A former patient of the hospital, Grace Adalia Saisa, had complained earlier in a Facebook Group about the fraud in Nairobi Women’s Hospital. Her post goes, “Nairobi Women’s is a good hospital no doubt about that but why is it each time I take my daughter there is always admission nothing else. The doctor sees her and immediately its admission…”

AAR headquarters on Ngong Avenue were also implicated in the same plot as Nairobi Women’s hospital. Here, the staff member who gives the most tests to patients gets acknowledged with a month’s commission. Get this, the tests are not even necessary.

This is one of the tweets read by Ken Odero,

”Nairobi Women’s actually pay Dr’s commission for admitting patients. The doctors there will do anything to have you admitted. It is that bad. I cancelled it long time ago.”

The Twitter thread led to scores of responses as people discussed how they are continuously taken advantage of by such hospitals which are believed to offer top-notch health care to patients.

Other hospitals implicated in the same fraud include Gertrude Embakasi, Agha Khan, Matter, Nairobi Hospital and MP Shah.

Broken Healthcare System

The case of Nairobi Women’s Hospital is symptomatic of the broken healthcare system in the country. The failure by the government and counties to efficiently run public health facilities has given a grand opportunity to private facilities to run the sector in a mafia-like manner. 
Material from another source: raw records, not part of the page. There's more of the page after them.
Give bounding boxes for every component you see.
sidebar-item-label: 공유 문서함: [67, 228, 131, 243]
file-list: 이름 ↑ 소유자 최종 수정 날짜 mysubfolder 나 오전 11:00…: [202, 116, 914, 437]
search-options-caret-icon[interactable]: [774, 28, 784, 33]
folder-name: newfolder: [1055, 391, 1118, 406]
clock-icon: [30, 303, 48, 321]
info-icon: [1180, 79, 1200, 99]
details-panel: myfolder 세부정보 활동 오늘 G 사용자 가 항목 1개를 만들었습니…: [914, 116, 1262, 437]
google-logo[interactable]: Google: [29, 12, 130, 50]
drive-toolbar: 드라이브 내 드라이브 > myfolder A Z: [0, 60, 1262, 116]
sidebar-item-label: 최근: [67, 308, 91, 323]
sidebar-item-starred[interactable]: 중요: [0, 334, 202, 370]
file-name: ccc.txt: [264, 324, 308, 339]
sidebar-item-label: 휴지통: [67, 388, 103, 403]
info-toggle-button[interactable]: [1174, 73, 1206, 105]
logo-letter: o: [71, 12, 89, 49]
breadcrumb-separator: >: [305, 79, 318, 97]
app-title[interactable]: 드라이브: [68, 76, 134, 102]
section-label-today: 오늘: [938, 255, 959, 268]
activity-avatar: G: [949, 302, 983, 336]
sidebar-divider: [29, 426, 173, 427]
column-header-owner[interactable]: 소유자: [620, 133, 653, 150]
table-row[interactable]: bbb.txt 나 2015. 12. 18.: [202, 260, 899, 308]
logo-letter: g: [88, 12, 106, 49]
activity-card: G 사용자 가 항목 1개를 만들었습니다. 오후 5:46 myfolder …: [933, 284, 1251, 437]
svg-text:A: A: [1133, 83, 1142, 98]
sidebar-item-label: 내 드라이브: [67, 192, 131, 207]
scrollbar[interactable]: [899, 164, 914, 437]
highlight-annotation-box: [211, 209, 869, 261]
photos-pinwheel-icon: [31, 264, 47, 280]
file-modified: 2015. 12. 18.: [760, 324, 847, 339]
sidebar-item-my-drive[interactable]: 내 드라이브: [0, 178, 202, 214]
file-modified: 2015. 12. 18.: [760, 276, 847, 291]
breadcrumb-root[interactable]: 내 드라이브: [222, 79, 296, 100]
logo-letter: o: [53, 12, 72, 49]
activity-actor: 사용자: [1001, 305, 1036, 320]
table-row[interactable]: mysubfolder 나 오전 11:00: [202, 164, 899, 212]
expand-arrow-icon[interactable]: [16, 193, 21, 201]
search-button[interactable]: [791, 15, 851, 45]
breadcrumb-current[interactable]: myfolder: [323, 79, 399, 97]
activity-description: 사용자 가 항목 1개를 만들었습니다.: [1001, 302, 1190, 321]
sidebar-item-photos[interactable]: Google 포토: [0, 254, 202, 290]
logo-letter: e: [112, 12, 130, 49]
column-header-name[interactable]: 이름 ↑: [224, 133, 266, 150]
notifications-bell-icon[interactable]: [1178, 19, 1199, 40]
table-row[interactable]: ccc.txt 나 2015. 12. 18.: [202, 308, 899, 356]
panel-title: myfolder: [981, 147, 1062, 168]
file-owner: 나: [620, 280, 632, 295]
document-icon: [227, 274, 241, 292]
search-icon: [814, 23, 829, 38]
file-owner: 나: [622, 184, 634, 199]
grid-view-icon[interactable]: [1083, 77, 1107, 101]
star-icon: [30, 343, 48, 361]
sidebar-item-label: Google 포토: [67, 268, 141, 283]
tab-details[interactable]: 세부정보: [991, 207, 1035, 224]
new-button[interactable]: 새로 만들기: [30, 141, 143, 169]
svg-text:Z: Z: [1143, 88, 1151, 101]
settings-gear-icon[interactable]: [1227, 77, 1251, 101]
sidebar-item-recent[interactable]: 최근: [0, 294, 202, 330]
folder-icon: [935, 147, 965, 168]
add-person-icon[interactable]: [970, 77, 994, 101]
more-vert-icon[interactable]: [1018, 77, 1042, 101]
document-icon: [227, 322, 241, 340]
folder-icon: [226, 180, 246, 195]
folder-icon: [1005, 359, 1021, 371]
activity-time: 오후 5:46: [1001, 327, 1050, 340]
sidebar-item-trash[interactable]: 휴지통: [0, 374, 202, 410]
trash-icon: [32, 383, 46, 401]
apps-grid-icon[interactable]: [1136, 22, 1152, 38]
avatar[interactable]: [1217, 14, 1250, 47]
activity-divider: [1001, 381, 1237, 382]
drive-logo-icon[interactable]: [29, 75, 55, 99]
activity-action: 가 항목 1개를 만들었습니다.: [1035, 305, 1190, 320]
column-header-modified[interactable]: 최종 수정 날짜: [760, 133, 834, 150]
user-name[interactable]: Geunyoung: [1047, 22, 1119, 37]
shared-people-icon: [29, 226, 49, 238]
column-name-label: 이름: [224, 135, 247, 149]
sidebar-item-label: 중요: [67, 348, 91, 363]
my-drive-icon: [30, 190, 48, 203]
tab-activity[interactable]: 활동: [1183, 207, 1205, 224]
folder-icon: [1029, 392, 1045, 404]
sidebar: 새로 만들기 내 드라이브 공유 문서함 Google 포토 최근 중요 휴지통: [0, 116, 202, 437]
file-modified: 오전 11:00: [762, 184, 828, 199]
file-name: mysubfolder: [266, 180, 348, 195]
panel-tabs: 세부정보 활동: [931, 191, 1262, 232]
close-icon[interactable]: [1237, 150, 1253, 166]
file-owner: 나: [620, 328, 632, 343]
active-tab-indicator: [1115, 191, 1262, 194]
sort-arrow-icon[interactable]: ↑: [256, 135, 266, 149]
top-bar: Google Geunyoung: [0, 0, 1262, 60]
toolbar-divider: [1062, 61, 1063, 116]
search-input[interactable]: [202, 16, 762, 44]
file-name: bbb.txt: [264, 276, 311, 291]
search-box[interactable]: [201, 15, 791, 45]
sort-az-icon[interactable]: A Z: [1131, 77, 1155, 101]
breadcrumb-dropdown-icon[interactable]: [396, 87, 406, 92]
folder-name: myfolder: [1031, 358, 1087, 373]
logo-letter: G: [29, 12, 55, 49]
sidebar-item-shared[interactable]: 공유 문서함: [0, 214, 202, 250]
Report after report, the level of corruption in both public and private health sectors have led to the diminishing of trust by patients who still have to return to the same facilities for care.

Two years ago, an article published by Venas News revealed that doctors were giving nurses strict instructions not to allow a patient to leave the hospital without being admitted. This also included delaying women’s labour by injecting them with pain killers to lengthen their stay and subsequently their bill.

Nairobi Hospital was yet again implicated in this scheme where they extort people who have a medical cover. One man who had been admitted at the hospital for 5 days for a common cold was forced to part with  Sh 633,000/.

Coming at the back of multi-billion shilling scandals, the health sector appears to be sending a cold message to Kenyans that they are doomed either way. What started on Twitter as a cautionary tale to Kenyans ignited a flurry of complaints from Kenyans who felt cheated by the systematic nature of corruption in the health sector. It is ever-morphing.

In 2018, the ministry of health was hit by a corruption scandal to the tune of Sh 7 billion. The ministry had bought CT scans projected to be 40-45 million. They were purchased at a staggering price of Sh 227 million each. And in 2019, a major 15 billion NHIF scandal still blew taxpayers money like chaff.

A broken healthcare system implies lower health indexes such as infant mortality. It increases disease prevalence, disease resistance and yes, the loss of lives.